Looks like Walt Disney has finally come up with a theory to explain plummeting ratings at ABC and ESPN–as well as a plan to fix them. The company’s two big TV networks have struck a deal with Cox Communications to offer free on-demand broadcast of hit shows and sporting events, as long as Cox disables its fast-forward feature that lets viewers skip advertisements.
To Disney, the price of free entertainment is suffering through inescapable advertising, and its DVR-empowered viewership hasn’t been holding up its part of the deal. And so, beginning this fall, Cox will offer episodes of four ABC prime-time series, along with select ESPN on ABC college football games in the FreeZone section of its on-demand service. They will be available the day after their original broadcast, and Cox will disable its on-demand fast-forward option.

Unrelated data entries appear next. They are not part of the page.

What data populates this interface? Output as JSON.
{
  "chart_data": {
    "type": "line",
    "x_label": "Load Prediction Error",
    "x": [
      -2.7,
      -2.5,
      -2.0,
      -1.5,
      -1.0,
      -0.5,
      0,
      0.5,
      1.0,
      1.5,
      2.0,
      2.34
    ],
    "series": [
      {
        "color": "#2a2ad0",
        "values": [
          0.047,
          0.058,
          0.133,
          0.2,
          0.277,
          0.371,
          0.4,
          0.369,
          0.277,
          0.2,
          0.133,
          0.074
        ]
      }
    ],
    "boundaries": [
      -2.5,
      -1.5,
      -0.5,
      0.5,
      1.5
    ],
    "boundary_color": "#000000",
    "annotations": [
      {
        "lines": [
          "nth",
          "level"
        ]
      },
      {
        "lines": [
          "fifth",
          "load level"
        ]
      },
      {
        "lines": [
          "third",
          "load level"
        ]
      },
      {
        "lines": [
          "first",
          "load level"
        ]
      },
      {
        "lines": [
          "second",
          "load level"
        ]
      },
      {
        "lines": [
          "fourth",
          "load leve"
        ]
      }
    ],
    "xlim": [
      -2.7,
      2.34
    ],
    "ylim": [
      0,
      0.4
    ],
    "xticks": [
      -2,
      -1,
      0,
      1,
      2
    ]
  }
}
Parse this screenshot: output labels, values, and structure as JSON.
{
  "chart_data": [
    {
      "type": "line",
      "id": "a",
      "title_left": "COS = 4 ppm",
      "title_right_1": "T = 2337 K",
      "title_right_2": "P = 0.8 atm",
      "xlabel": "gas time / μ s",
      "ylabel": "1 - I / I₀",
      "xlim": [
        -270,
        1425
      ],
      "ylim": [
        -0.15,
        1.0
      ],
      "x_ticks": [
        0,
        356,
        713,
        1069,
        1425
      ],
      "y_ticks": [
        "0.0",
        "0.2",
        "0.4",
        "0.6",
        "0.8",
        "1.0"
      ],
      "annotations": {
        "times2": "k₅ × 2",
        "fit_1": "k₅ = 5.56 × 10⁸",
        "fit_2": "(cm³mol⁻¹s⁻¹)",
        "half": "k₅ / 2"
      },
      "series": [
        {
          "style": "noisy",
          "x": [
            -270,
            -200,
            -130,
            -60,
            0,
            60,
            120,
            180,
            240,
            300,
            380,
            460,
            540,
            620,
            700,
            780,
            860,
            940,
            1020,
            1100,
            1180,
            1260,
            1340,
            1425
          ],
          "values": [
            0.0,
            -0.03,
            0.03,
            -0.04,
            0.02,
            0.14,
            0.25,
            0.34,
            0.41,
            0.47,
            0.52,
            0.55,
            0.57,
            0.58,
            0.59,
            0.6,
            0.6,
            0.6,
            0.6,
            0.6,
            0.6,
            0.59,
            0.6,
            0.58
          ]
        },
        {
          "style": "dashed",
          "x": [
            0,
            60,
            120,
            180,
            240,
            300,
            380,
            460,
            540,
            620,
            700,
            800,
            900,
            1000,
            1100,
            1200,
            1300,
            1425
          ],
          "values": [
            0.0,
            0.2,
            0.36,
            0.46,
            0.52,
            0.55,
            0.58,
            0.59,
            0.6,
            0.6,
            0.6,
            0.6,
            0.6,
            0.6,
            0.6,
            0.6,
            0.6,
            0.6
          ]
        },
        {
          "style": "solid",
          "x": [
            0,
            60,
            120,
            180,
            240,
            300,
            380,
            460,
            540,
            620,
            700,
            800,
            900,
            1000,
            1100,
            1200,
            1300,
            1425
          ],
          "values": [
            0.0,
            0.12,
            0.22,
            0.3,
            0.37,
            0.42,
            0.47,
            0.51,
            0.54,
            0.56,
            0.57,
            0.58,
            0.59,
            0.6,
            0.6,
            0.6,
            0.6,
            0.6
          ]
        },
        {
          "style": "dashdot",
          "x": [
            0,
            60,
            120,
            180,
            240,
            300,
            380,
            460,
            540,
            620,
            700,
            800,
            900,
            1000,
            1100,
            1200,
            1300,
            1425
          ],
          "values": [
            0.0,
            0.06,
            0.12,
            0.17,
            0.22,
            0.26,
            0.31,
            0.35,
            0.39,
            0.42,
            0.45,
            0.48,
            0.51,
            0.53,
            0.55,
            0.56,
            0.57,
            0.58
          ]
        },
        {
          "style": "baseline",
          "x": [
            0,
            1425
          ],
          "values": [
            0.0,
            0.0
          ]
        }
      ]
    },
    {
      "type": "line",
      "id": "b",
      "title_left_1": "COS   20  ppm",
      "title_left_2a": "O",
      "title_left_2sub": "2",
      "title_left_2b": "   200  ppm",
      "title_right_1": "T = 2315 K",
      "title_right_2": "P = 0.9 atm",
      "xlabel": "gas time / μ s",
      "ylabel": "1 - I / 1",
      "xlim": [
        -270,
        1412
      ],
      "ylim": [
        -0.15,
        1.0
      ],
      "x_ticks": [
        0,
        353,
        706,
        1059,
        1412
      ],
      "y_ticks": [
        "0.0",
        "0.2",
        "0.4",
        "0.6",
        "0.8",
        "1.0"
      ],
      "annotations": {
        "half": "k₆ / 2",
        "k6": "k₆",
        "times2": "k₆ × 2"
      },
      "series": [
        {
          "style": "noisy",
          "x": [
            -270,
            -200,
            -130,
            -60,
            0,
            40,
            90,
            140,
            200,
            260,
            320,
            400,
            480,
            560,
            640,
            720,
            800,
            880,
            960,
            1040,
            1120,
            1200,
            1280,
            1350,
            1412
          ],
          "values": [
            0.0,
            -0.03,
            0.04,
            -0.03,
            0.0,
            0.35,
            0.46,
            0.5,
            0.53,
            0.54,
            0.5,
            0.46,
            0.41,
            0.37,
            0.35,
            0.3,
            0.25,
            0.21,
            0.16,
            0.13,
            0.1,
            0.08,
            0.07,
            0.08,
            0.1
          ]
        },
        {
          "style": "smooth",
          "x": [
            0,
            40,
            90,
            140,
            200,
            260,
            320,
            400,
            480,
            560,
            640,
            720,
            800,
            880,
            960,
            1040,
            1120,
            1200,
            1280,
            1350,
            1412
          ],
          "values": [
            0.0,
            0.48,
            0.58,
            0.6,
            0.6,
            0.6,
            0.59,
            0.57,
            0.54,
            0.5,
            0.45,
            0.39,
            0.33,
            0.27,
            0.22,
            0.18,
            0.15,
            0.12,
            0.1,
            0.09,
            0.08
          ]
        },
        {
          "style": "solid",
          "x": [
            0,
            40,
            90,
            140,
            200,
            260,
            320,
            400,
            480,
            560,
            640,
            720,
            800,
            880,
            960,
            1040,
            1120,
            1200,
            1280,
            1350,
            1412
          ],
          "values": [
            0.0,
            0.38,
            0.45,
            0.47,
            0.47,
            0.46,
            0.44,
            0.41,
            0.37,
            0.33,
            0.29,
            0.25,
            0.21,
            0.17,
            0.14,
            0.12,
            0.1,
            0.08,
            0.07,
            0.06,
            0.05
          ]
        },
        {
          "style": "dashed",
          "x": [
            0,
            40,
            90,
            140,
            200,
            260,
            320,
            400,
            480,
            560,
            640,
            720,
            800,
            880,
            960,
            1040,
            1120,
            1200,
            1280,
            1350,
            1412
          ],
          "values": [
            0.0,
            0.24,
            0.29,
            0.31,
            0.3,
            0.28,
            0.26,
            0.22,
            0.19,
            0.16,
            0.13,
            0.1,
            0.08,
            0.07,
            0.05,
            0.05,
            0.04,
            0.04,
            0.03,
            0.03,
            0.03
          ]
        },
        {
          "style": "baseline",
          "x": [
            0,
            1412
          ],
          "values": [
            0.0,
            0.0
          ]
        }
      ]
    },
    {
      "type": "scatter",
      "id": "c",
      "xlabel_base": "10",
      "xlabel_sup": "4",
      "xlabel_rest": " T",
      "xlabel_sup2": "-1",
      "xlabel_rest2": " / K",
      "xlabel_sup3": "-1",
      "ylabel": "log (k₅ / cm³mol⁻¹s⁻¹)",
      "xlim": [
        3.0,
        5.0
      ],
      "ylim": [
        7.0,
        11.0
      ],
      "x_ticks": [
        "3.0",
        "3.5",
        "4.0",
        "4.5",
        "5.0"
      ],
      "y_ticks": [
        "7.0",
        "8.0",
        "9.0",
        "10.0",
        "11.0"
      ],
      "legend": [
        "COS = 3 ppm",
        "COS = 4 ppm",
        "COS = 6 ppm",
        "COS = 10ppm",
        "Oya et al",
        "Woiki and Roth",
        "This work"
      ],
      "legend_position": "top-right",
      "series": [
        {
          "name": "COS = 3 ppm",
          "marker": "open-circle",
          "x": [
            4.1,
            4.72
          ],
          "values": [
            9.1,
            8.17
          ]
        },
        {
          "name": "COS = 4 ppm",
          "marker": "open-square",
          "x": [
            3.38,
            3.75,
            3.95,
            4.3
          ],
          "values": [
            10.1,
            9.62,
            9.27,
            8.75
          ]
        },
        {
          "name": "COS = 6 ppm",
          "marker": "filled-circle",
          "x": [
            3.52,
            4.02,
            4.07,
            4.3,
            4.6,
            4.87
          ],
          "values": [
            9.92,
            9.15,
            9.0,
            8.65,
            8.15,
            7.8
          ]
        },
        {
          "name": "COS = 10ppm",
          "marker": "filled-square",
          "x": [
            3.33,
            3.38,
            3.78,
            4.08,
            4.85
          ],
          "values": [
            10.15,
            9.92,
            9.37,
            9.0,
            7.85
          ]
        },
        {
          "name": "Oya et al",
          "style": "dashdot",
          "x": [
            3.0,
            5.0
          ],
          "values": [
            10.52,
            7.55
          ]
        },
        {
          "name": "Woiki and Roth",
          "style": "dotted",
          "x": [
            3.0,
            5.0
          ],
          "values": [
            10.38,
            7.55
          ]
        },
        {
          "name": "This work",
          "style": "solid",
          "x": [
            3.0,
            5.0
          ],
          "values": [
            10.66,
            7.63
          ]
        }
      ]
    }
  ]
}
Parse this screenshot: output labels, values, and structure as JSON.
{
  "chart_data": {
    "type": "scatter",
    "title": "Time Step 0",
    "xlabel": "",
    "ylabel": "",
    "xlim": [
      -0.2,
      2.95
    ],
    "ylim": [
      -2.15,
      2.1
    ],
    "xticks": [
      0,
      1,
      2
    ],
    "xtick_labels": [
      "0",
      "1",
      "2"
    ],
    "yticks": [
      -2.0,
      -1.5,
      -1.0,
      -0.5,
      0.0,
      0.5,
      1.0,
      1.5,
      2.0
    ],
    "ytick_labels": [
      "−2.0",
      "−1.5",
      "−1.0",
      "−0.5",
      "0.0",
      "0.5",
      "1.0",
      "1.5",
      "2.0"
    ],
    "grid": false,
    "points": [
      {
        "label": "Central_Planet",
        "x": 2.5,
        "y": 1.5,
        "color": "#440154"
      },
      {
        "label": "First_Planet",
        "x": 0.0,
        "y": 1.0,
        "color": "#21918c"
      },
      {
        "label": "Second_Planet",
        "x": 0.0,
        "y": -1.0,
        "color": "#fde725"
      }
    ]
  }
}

Will viewers accustomed to fast-forwarding through advertisements watch on-demand programming with unavoidable ads? And, more to the point, if they so clearly dislike watching advertisements, why would they watch programming like this at all? Why wouldn’t they use their DVRs to record the same shows as they air live and use that device’s fast-forward function to skip the ads? Cox President Pat Esser says viewers will understand the transaction it’s proposing. “People want their content, and they want it for free, but I think they realize that there is a business model to keep intact for them to get it that way,” he told The Wall Street Journal.
We’ll see, I guess. But I hope for Esser’s sake that Cox and other cable operators like it are investigating other ways of solving this problem. Like figuring out how to take advantage of the attention fast-forwarding requires. Because while DVR users often fast-forward through commercials, the very act of paying attention to what they’re forwarding through vastly increases ad recall. “There’s a pretty good basis for thinking that the active attention required to fast-forward could reinforce brand awareness,” said Kenneth Wilbur, associate professor of marketing at the University of Southern California’s Marshall School of Business. “There can be a real effect on purchasing behavior due to the attention required. … You could see extensive changes coming to creative formats and a great deal of research into how creative can best be adapted to fast-forwarding.”